A DOI has three main parts:

Anatomy of a DOI

In the example above, the prefix is used by the Australian National Data Service (ANDS) now called the Australia Research Data Commons (ARDC) and the suffix is a unique identifier for an object at Griffith University. DataCite provides DOI display guidance so that they are easy to recognize and use, for both humans and machines.


Exercise - Level Hard 🌶🌶🌶

  1. Upload a dataset in the DEMO DataverseNL repository

  2. Download the following mock dataset: MOCK DATA

  3. What is the DOI of your dataset?

Solution

There is no one single answer 🤓

Discussion

Scenario:
You are a researcher of Migration studies, and you conducted personal interviews. So naturally, you want your research data to be visible in your community, given the impact on the topic. Still, obviously, you can’t upload the transcripts, not even in a restricted form, since it’s an ethnographic study.

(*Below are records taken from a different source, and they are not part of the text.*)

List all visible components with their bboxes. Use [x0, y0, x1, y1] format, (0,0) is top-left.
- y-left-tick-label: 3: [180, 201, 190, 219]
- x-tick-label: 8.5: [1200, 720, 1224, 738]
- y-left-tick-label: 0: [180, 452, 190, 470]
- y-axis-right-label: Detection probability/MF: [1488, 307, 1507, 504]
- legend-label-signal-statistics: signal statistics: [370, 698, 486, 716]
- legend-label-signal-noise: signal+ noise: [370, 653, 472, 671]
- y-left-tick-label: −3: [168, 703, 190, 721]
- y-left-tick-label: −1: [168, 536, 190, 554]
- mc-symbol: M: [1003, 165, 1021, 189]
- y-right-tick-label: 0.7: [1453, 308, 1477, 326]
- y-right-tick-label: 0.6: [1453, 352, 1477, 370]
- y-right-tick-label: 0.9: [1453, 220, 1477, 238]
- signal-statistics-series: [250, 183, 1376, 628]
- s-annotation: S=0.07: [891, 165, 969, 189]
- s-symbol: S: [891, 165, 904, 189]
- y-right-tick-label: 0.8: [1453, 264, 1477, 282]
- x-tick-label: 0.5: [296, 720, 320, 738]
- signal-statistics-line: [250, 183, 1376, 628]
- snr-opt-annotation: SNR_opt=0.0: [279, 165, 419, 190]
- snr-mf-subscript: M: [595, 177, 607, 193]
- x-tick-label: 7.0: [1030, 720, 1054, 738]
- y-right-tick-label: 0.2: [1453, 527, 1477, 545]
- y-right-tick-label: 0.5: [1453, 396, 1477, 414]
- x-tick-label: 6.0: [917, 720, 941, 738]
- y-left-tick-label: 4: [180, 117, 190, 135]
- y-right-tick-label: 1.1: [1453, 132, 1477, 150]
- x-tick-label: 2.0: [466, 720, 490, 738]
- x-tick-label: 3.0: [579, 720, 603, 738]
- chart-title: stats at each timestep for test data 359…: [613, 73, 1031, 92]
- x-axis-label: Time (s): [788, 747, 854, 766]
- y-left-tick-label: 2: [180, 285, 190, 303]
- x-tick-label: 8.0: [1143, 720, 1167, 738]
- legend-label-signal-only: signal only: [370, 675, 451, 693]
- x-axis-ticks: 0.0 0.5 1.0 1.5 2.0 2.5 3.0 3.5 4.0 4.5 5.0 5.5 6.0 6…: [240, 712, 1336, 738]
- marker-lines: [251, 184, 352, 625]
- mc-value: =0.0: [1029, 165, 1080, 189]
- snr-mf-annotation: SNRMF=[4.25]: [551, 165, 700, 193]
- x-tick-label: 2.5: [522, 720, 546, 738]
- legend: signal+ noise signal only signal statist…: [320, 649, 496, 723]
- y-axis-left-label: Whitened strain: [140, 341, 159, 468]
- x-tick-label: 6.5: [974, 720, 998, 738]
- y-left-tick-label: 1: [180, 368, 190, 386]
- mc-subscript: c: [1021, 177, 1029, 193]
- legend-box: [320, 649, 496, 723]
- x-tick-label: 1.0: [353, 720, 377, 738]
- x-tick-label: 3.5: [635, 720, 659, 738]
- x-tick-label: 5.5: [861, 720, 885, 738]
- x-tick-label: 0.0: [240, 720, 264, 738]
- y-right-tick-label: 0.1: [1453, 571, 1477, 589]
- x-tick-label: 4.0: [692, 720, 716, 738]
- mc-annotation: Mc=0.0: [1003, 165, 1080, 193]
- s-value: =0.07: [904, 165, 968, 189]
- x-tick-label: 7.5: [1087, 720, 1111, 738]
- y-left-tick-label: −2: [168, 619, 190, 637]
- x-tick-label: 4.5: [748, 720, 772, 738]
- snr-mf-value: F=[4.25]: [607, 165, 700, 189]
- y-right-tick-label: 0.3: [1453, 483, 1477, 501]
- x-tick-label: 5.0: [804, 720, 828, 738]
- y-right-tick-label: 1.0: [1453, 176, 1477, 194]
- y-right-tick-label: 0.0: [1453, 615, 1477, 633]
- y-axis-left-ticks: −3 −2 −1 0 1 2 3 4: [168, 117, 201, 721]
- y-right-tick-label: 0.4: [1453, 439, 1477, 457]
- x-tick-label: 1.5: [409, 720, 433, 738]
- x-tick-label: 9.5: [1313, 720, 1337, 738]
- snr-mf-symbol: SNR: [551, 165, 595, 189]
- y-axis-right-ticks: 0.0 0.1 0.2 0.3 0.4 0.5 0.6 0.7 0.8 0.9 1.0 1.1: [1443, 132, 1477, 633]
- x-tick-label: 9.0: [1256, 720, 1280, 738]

Discuss with your team how it would be best to handle data archiving in situations like this type of data.

Key Points

  • Data repositories can make a research data more discoverable by machines (e.g. Google search engine).

  • Always aim for a repository that fits your community (e.g. DataverseNL). Else, deposit your dataset on generic repositories (e.g. Zenodo).

  • If the data is about human subjects or includes demographics, you can always choose to make it private or deposit an aggregated subset.